The push to make SAFER barriers more widespread is encouraging to Dale Earnhardt Jr., but NASCAR’s most popular driver believes further work can be done.

Rob Carr/Getty Images

As tracks and NASCAR officials reevaluate how to better protect drivers in the wake of Kyle Busch injuring himself in a wreck in February, Dale Earnhardt Jr. wants the renewed emphasis on safety to be never-ending.

“You never can be safe enough,” Earnhardt said Friday at Martinsville Speedway. “You never can do enough to be safe and keep the competitors safe and keep the fans safe. You never can do enough, so you shouldn’t ever stop trying. But unfortunately, it takes an accident like that to wake everybody up and make things happen.

“It’s real unfortunate to have to go through that whole process to really fire this thing kind of back up and get people moving on it.”

Busch broke his right leg and left foot when he struck an unprotected concrete wall during an Xfinity Series race at Daytona International Speedway. One of NASCAR’s biggest stars, Busch is out an indefinite amount of time and isn’t expected to return until early summer.

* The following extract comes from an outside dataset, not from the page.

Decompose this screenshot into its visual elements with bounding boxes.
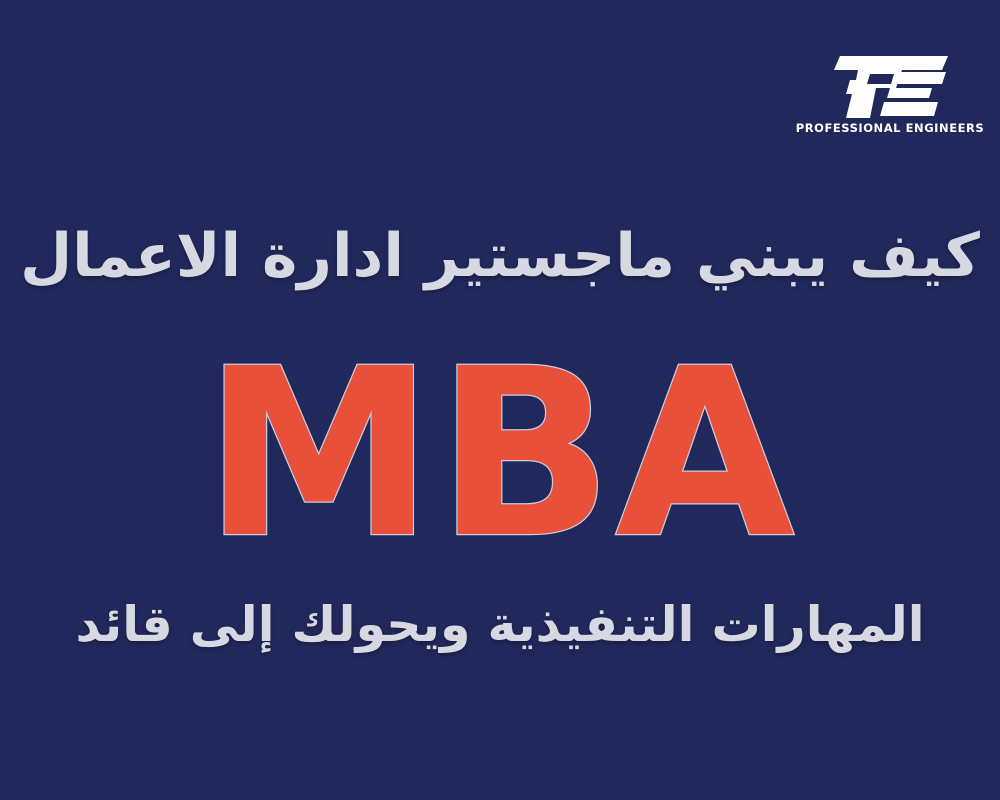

In the aftermath, just about every NASCAR track has sought to install additional SAFER (Steel and Foam Energy Reduction) barriers. In some instances tracks have used stacks of tires to cover bare walls, including Martinsville.

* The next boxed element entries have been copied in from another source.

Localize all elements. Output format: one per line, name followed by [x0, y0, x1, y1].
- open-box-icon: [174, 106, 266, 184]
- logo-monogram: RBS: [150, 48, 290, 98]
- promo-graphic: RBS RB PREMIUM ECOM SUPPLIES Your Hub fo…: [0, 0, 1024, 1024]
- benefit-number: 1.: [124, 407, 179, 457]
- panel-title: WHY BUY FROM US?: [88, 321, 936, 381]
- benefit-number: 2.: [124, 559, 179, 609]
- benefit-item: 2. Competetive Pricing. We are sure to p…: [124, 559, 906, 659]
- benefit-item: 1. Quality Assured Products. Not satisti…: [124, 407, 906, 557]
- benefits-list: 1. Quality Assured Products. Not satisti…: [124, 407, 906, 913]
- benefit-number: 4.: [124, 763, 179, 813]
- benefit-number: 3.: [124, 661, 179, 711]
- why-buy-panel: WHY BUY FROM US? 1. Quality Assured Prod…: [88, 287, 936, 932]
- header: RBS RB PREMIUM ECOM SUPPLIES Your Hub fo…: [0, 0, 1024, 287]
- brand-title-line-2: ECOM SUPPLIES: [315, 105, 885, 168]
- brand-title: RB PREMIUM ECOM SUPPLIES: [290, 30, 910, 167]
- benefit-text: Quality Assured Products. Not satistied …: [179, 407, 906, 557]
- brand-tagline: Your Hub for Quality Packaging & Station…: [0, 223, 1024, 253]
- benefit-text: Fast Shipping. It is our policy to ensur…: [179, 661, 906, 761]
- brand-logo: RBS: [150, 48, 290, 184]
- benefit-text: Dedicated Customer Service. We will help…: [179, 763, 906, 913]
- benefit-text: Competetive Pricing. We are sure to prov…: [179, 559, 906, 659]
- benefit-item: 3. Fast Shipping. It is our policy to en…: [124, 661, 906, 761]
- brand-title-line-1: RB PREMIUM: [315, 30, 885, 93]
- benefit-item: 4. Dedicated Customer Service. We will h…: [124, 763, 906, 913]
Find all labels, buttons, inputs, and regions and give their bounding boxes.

“I guess their intent over time, is to get SAFER barriers where they feel like they need it,” Earnhardt said. “And until then, we’ll have these tires in those areas.”

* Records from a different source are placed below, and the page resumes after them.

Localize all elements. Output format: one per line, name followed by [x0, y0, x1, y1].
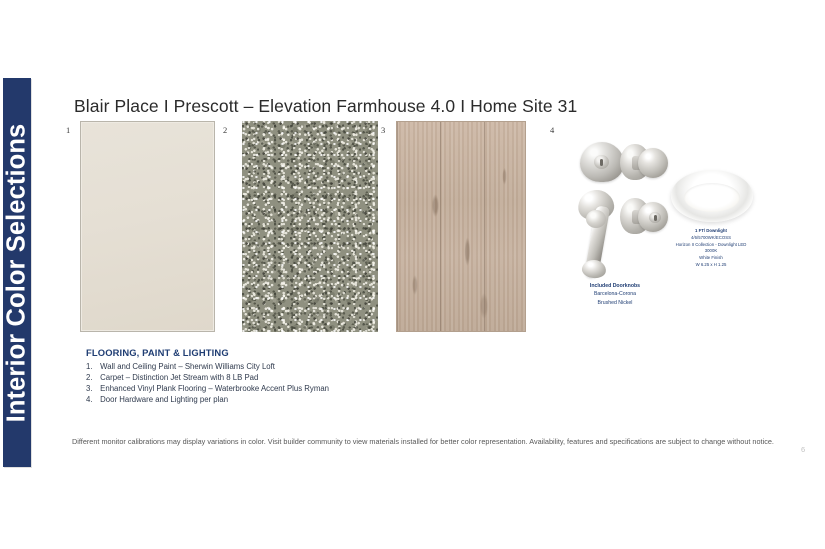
- list-item-index: 4.: [86, 394, 98, 405]
- downlight-caption-heading: 1 FT/ Downlight: [655, 228, 767, 235]
- downlight-caption-line-3: 3000K: [655, 248, 767, 255]
- upper-knob-ball-icon: [638, 148, 668, 178]
- downlight-lens-icon: [684, 183, 740, 212]
- handleset-knuckle-icon: [586, 210, 606, 228]
- doorknob-caption-heading: Included Doorknobs: [556, 282, 674, 290]
- led-downlight-image: [671, 170, 753, 222]
- swatch-number-2: 2: [223, 125, 227, 135]
- doorknob-caption: Included Doorknobs Barcelona-Corona Brus…: [556, 282, 674, 307]
- swatch-number-4: 4: [550, 125, 554, 135]
- list-item: 2. Carpet – Distinction Jet Stream with …: [86, 372, 506, 383]
- list-item-index: 2.: [86, 372, 98, 383]
- list-item-label: Door Hardware and Lighting per plan: [100, 395, 228, 404]
- downlight-caption-line-1: 4/6/5700WK/ECOSS: [655, 235, 767, 242]
- list-item: 3. Enhanced Vinyl Plank Flooring – Water…: [86, 383, 506, 394]
- list-item-label: Wall and Ceiling Paint – Sherwin William…: [100, 362, 275, 371]
- list-item: 4. Door Hardware and Lighting per plan: [86, 394, 506, 405]
- sidebar-banner: Interior Color Selections: [3, 78, 31, 467]
- handleset-foot-icon: [581, 259, 607, 279]
- deadbolt-keyway-icon: [600, 159, 603, 166]
- vinyl-plank-swatch: [396, 121, 526, 332]
- slide-canvas: Interior Color Selections Blair Place I …: [0, 0, 825, 549]
- list-item-index: 1.: [86, 361, 98, 372]
- lower-knob-keyway-icon: [654, 215, 657, 221]
- paint-swatch: [80, 121, 215, 332]
- door-hardware-image: [556, 128, 666, 273]
- doorknob-caption-line-1: Barcelona-Corona: [556, 290, 674, 298]
- swatch-number-1: 1: [66, 125, 70, 135]
- downlight-caption: 1 FT/ Downlight 4/6/5700WK/ECOSS Horizon…: [655, 228, 767, 269]
- page-title: Blair Place I Prescott – Elevation Farmh…: [74, 96, 577, 117]
- doorknob-caption-line-2: Brushed Nickel: [556, 299, 674, 307]
- list-item: 1. Wall and Ceiling Paint – Sherwin Will…: [86, 361, 506, 372]
- disclaimer-text: Different monitor calibrations may displ…: [72, 436, 784, 447]
- downlight-caption-line-5: W 6.25 x H 1.25: [655, 262, 767, 269]
- list-item-label: Carpet – Distinction Jet Stream with 8 L…: [100, 373, 258, 382]
- swatch-number-3: 3: [381, 125, 385, 135]
- specs-heading: FLOORING, PAINT & LIGHTING: [86, 347, 506, 358]
- sidebar-title: Interior Color Selections: [3, 123, 32, 422]
- list-item-index: 3.: [86, 383, 98, 394]
- list-item-label: Enhanced Vinyl Plank Flooring – Waterbro…: [100, 384, 329, 393]
- carpet-swatch: [242, 121, 378, 332]
- specs-block: FLOORING, PAINT & LIGHTING 1. Wall and C…: [86, 347, 506, 405]
- downlight-caption-line-2: Horizon II Collection - Downlight LED: [655, 242, 767, 249]
- page-number: 6: [801, 445, 805, 454]
- downlight-caption-line-4: White Finish: [655, 255, 767, 262]
- specs-list: 1. Wall and Ceiling Paint – Sherwin Will…: [86, 361, 506, 405]
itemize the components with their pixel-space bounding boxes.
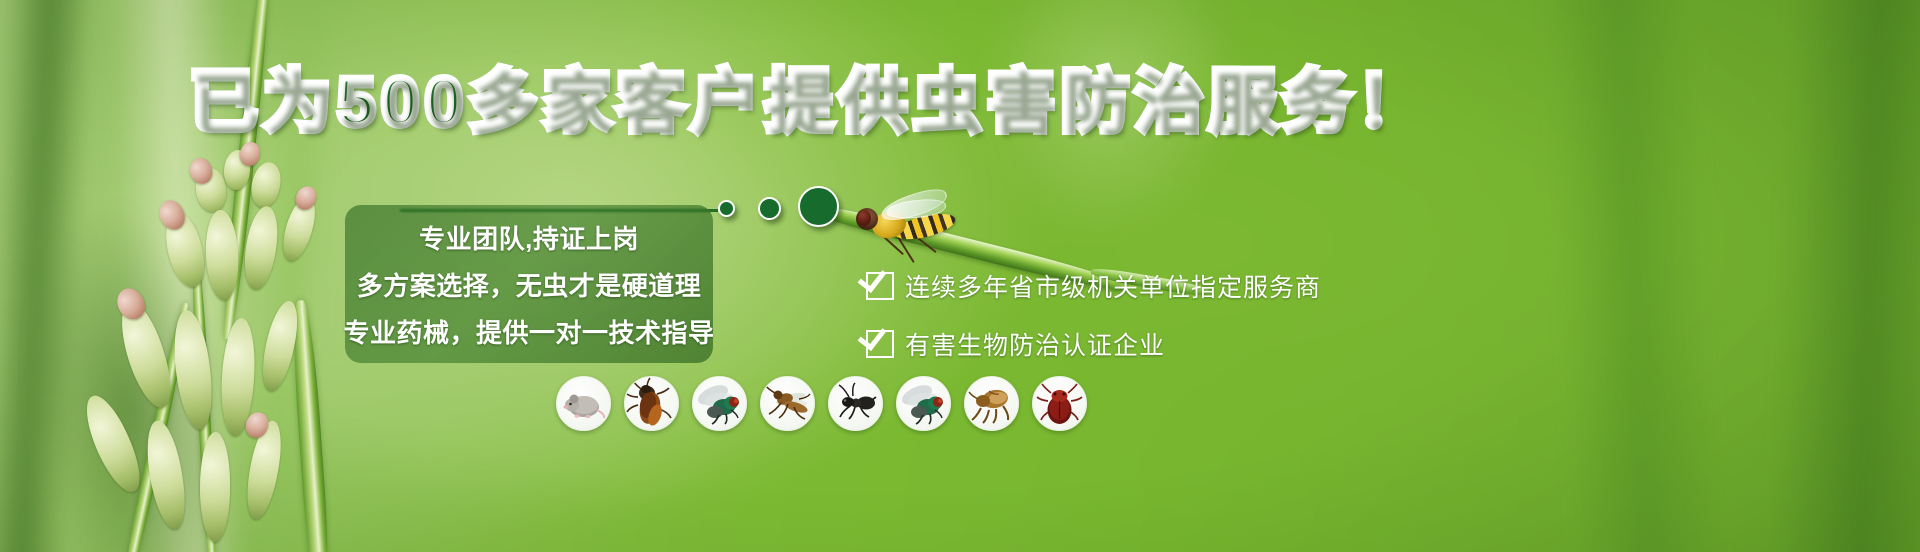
ant-icon[interactable] (828, 376, 883, 431)
bullet-label: 连续多年省市级机关单位指定服务商 (905, 268, 1321, 304)
pest-icon-row (556, 376, 1087, 431)
cockroach-icon[interactable] (624, 376, 679, 431)
feature-line-3: 专业药械，提供一对一技术指导 (344, 313, 715, 350)
fly-icon[interactable] (692, 376, 747, 431)
list-item: 有害生物防治认证企业 (866, 326, 1321, 362)
blowfly-icon[interactable] (896, 376, 951, 431)
banner-headline: 已为500多家客户提供虫害防治服务！ (0, 68, 1620, 136)
hoverfly-eye (858, 210, 871, 226)
hoverfly-icon (846, 196, 966, 258)
flea-icon[interactable] (964, 376, 1019, 431)
decorative-dot-medium (758, 197, 781, 220)
decorative-dot-large (798, 186, 839, 227)
bullet-label: 有害生物防治认证企业 (905, 326, 1165, 362)
banner-headline-text: 已为500多家客户提供虫害防治服务！ (189, 64, 1430, 140)
mosquito-icon[interactable] (760, 376, 815, 431)
feature-panel-text: 专业团队,持证上岗 多方案选择，无虫才是硬道理 专业药械，提供一对一技术指导 (345, 205, 713, 363)
decorative-dot-small (718, 200, 735, 217)
list-item: 连续多年省市级机关单位指定服务商 (866, 268, 1321, 304)
rodent-icon[interactable] (556, 376, 611, 431)
checkbox-checked-icon (866, 330, 894, 358)
checkbox-checked-icon (866, 272, 894, 300)
certification-bullets: 连续多年省市级机关单位指定服务商 有害生物防治认证企业 (866, 268, 1321, 362)
feature-line-2: 多方案选择，无虫才是硬道理 (357, 266, 702, 303)
feature-line-1: 专业团队,持证上岗 (419, 219, 639, 256)
pest-control-banner: 已为500多家客户提供虫害防治服务！ 专业团队,持证上岗 多方案选择，无虫才是硬… (0, 0, 1920, 552)
bedbug-icon[interactable] (1032, 376, 1087, 431)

Made of energy-absorbent materials, SAFER barriers greatly lessen the impact on a driver and decrease the likelihood of injury. But at $500 per foot, the so-called “soft walls” are expensive and many tracks are reluctant to install them on every wall a driver could strike. NASCAR only requires SAFER barriers to cover walls located in the turns.

Earnhardt lauds NASCAR’s effort to make racing safer. Shortly after Earnhardt’s father died on the final lap of the 2001 Daytona 500, NASCAR required drivers to use a head-and-neck restraint system, and in 2004 mandated that tracks install SAFER barriers.

“NASCAR does a good job of bringing us in at Daytona every year, showing us what they have studied and what they have learned and why we are doing this, why they are asking us to change to something else and why they are bringing in something new,” Earnhardt said. “But we have only just scratched the surface on how safe the headrests can be and where we are with harnesses. We keep improving and adding and changing that.”

Earnhardt compared where NASCAR currently resides safety-wise to a footrace, saying, “We probably are only 1 foot in a 100-yard race on how good these headrests and head restraints can get.”

What he would like to see is more work done to improve safety measures inside the car -- features such as seat belts and seats, which Earnhardt says drivers mold and configure to their liking by cutting and removing padding.

“There is so much more to understand and learn and improve on these things,” Earnhardt said. “There is a lot to be understood and improved on. ... There are all kinds of things that we can improve on as far as the protocol and the steps we take to understand as drivers and understand with NASCAR what the best scenario is for us as drivers.”

More than anything Earnhardt doesn’t want complacency to set in, which he feels has happened in recent years.

“We’ve got to keep trying to improve all the time and never really let it plane out -- always keep trying to improve,” he said.